Basic information is the same as for a book. Author. Title (omitting subtitle in most cases). Journal (often an acronym, such as JAOS or MS), issue (with date in parentheses), and pages. The page span is necessary for Interlibrary purposes.
David S Nivison. On Translating Mencius. PEW v30 (1980) 93-122
Edwin G Pulleyblank. Chinese Traditional Phonology. AM 3ser v12 #2 (1999) 101-137
See the separate page of Journal acronyms which are slightly adjusted for each WSP or Alpha volume, and need not be spelled out.
E Bruce Brooks. The Present State and Future Prospects of pre-Hàn Text Studies. SPP #46 (1994) 1-74
Carine Defoort. Can Words Produce Order? Cultural Dynamics v12 #1 (2000) 85-109
It is not necessary to specify month dates (July 1994, March 2000) for either of these items. Note that SPP is a monograph series, not a journal strictly speaking, but is here treated essentially as a journal.
When an article is also available in book form, normally give both forms:
David S Nivison. On Translating Mencius. PEW v30 (1980) 93-122; in Nivison Ways (Open Court 1966) 175-201, 305-307
In both article and book form, the page span is needed for Interlibrary purposes. The second set of page numbers is necessary to include the notes, which were included with the original article, but in the book version are put in the back of the book. This is one more argument against putting notes at the back of the book. For other examples from this collection, see above.
Reviews. When a review of a book has its own title, treat it as any other article.

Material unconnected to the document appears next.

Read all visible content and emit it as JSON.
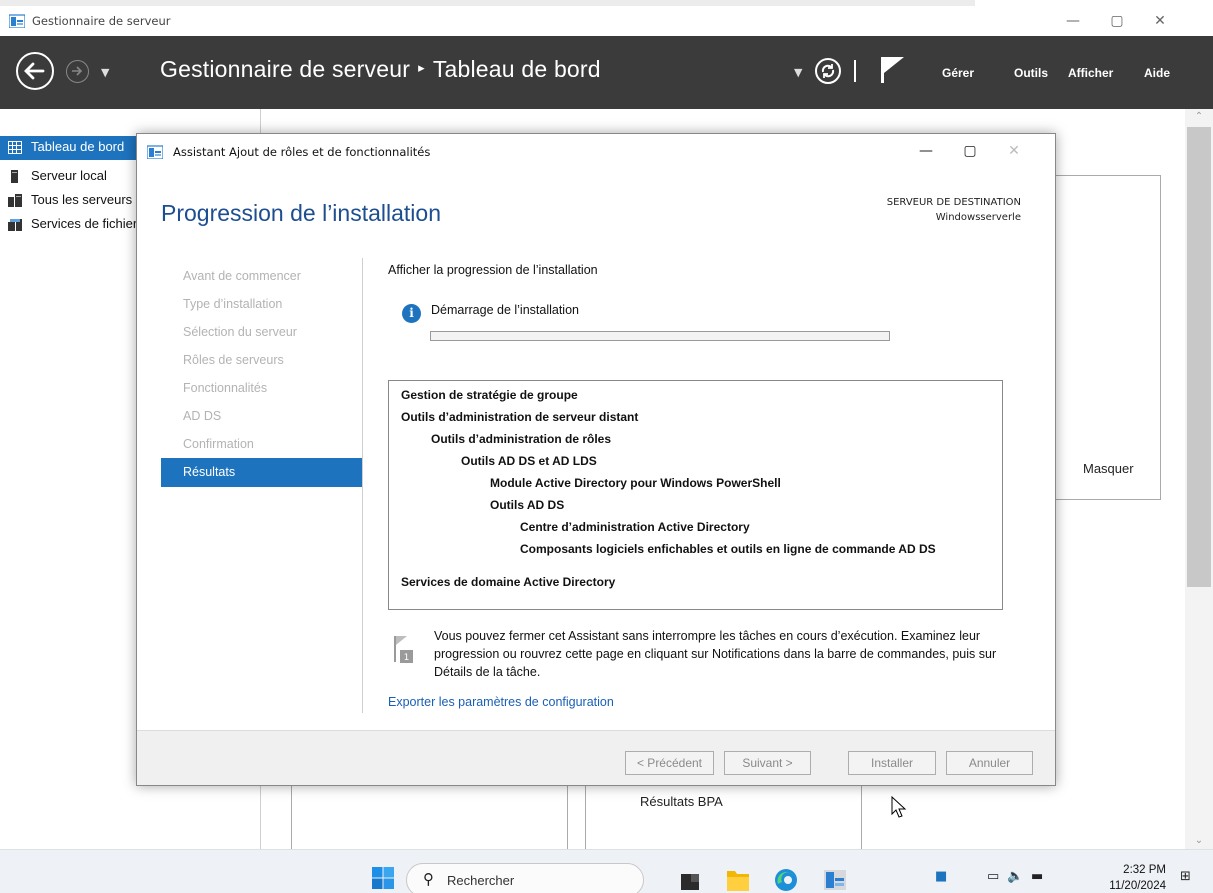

E Bruce Brooks. Journey to the West. HJAS v35 (1975) 221-274
For untitled reviews, put the author and title of the reviewed work in brackets:
George A Kennedy. [Review of H H Rowley, Prophecy and Religion in Ancient China and Israel]. JBL v76 #1 (Mar 1957) 81
Apart from the lack of control in the material displayed, web pages are problematic because (1) the average life on an online page, under the same URL, is 18 months, and (2) because many URL are insanely long, and do not fit across one of our pages. We thus prefer references to printed rather than electronic sources. Those in charge of online materials are herewith asked to keep their URLs short and simple, like the ones on this site (which despite its 2,000 pages is simple in organization). If used, do not break a URL over a line, thus
Wikipedia articles (and beware of the fact that Wiki will not permit revision of first drafts, even when supplied by enthusiasts on one side of a question) may be sufficiently cited as
Wikipedia: "Pope Linus"
Since our page is not hyperlinked, it is superfluous to include the actual URL, which happens to be: http://en.wikipedia.org/wiki/Pope_Linus
These are the main editorial preferences. Reasoned departures from them are nearly always discussible.